Nourri par la neo-soul et l’élasticité sensuelle du R&B, « D’lulu » observe le moment où l’amour cesse d’être une relation pour devenir une réalité parallèle soigneusement entretenue.
Le mot est né sur Internet, mais le mécanisme est ancien. Être « delulu », c’est prendre ses désirs pour des indices, lire une promesse dans un silence, bâtir une réciprocité entière à partir d’un regard vaguement prolongé. Une forme de délire sentimental souvent racontée sur le ton de la plaisanterie, comme si l’autodérision suffisait à neutraliser ce que l’illusion peut avoir de profondément sérieux.
YTK choisit cet espace instable pour « D’lulu ». Le titre contracte le langage, lui retire quelques lettres et en fait presque un prénom. Le déni n’est plus un accident passager : il devient une présence familière, quelqu’un que l’on invite à rester lorsque la réalité commence à manquer de douceur.
L’influence de D’Angelo annoncée autour du morceau éclaire sa direction sans l’enfermer. Elle renvoie moins à une imitation précise qu’à une certaine conception du R&B : le groove comme trouble, la sensualité comme zone d’incertitude, la voix comme matière capable de cacher autant qu’elle révèle. Chez YTK, le désir ne s’énonce pas avec la clarté rassurante d’une déclaration. Il avance de biais, s’enroule autour de lui-même, préfère la sensation à la preuve.
C’est un choix cohérent pour parler de l’amour lorsqu’il devient producteur de fiction. Le morceau ne semble pas s’intéresser à la simple déception romantique, mais au travail mental qui la précède. Tous ces scénarios montés en secret. Les conversations rejouées. Les coïncidences promues au rang de signes. Le cerveau sentimental possède un talent presque professionnel pour le montage.

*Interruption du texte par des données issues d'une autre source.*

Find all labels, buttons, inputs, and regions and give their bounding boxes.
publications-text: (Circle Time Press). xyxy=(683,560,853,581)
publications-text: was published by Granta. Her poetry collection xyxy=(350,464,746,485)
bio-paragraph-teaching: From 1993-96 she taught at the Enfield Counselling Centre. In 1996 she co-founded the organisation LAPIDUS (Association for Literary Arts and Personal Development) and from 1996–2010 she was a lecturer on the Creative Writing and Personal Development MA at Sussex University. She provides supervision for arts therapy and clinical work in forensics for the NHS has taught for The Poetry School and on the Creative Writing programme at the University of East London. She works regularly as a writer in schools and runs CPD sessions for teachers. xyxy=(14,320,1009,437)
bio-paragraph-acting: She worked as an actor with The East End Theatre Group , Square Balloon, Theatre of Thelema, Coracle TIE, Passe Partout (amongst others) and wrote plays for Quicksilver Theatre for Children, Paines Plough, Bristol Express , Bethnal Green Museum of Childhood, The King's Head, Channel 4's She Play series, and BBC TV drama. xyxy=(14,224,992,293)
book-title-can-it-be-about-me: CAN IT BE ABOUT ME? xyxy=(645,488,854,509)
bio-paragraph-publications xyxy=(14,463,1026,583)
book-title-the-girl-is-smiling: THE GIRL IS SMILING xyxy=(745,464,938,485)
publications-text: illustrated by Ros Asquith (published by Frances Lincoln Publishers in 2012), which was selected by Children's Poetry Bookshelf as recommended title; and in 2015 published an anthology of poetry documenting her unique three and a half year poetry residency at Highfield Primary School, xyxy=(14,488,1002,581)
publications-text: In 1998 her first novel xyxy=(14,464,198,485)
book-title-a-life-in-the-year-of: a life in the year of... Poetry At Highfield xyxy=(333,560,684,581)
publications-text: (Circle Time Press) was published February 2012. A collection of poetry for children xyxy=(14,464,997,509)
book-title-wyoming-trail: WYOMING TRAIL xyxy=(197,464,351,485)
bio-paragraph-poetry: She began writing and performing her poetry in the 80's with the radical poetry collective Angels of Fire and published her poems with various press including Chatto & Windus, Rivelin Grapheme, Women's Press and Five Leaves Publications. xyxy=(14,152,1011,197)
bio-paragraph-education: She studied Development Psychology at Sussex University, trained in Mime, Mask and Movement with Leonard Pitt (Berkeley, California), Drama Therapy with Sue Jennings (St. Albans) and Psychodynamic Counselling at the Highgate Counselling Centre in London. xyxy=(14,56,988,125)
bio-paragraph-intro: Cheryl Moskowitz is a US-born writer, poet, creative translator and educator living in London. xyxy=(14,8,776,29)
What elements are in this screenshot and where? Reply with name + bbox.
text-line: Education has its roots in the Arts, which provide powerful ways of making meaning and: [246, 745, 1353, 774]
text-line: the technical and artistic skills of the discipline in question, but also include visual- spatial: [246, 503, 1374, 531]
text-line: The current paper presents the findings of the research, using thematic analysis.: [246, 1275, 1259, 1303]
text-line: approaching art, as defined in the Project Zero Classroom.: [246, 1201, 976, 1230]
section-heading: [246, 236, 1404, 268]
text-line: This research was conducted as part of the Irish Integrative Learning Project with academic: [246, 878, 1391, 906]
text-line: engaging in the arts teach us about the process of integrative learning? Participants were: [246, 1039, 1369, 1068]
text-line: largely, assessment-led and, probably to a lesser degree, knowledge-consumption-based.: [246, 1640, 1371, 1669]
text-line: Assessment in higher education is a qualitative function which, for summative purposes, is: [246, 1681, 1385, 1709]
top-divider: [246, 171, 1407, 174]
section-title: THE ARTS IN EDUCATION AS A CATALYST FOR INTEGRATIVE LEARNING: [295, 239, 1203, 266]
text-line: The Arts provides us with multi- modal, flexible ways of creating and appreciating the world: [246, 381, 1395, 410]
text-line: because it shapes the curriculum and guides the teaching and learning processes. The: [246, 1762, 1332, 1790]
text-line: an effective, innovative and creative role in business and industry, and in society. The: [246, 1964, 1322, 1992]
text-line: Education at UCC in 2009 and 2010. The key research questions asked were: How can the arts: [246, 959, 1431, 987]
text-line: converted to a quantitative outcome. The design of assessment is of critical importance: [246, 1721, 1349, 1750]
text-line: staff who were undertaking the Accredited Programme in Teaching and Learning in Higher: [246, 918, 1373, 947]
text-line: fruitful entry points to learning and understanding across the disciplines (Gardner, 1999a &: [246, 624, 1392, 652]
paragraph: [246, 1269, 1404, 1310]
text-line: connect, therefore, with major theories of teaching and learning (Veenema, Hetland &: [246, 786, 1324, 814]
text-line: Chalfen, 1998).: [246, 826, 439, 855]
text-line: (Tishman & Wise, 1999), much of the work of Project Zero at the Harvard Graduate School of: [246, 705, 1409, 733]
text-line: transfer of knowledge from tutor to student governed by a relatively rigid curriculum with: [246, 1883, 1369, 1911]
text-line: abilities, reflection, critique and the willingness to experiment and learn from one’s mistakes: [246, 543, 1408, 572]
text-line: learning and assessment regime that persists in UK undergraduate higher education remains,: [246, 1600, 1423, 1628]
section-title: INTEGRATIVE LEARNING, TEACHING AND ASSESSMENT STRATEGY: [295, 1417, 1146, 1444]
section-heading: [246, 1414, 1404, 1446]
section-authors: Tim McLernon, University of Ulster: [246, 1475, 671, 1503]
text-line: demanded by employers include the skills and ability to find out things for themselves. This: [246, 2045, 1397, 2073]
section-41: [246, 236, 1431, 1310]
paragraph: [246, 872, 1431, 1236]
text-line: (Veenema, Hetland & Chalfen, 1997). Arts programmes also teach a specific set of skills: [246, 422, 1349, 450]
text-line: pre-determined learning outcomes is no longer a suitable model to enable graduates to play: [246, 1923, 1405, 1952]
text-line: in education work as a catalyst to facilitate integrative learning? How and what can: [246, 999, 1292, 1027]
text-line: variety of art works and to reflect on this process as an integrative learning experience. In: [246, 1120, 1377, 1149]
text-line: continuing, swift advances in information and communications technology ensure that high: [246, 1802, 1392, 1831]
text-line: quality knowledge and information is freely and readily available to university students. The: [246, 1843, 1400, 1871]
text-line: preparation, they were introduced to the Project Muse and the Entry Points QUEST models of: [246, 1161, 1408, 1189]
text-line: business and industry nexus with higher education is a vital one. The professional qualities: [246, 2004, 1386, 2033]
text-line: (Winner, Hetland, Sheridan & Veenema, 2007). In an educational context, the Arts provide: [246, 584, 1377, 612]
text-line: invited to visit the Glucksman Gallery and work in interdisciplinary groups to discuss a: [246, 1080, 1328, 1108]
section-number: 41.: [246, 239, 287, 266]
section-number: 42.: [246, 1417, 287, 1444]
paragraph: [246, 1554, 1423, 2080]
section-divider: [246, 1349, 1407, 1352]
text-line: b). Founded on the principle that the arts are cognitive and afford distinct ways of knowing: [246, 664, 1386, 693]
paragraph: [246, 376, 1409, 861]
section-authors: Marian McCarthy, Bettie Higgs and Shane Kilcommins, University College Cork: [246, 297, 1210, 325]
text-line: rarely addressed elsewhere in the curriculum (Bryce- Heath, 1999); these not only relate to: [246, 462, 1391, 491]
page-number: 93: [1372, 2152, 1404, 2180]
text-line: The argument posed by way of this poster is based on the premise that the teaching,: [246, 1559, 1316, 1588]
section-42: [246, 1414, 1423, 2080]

« D’lulu » trouve sa force dans ce soupçon permanent : et si la personne aimée comptait finalement moins que le récit construit autour d’elle ? La question est inconfortable, car elle retire au romantisme son innocence. YTK ne décrit pas seulement quelqu’un trompé par un autre. Il s’intéresse à notre participation active dans nos propres malentendus.
La neo-soul convient admirablement à cette matière. Genre de courbes, de retards et de résolutions jamais trop franches, elle permet d’habiter l’ambivalence sans la simplifier. Les racines contemporary R&B apportent une lisibilité plus immédiate, tandis que la dimension alternative laisse au morceau le droit de rester légèrement trouble. Rien n’oblige ici l’émotion à choisir entre séduction et malaise.
Le titre dure suffisamment longtemps pour installer cette dérive sans la réduire à un gimmick lexical. « D’lulu » aurait facilement pu devenir une chanson construite autour d’un mot de réseau social, immédiatement reconnaissable et tout aussi rapidement périssable. YTK lui donne heureusement un arrière-plan plus durable : la folie ordinaire que l’amour inspire lorsqu’il rencontre l’attente, la solitude et un imaginaire trop fertile.
L’absence de biographie détaillée autour de l’artiste renforce presque cette lecture. Aucun récit personnel ne vient refermer la chanson sur une anecdote officielle. « D’lulu » demeure disponible, sans preuve ni mode d’emploi — exactement comme les projections qu’il semble observer.
La folie évoquée n’a d’ailleurs rien de spectaculaire. Pas de crise, pas d’effondrement théâtral. Plutôt une série de microarrangements avec le réel. On déplace une limite, on reformule une absence, on accorde encore une semaine à une histoire qui n’a peut-être jamais réellement commencé. Le délire amoureux sait se montrer raisonnable dans les détails.
YTK signe ainsi une proposition plus acide que son apparente sensualité ne le suggère. « D’lulu » ne ridiculise pas ceux qui espèrent trop. Le morceau comprend au contraire pourquoi le fantasme peut paraître préférable aux faits : il est mieux écrit, plus généreux et ne contredit jamais exactement ce que l’on voulait entendre.
Le problème n’est pas que l’amour rende aveugle. C’est qu’il nous apprend parfois à retoucher nous-mêmes l’image.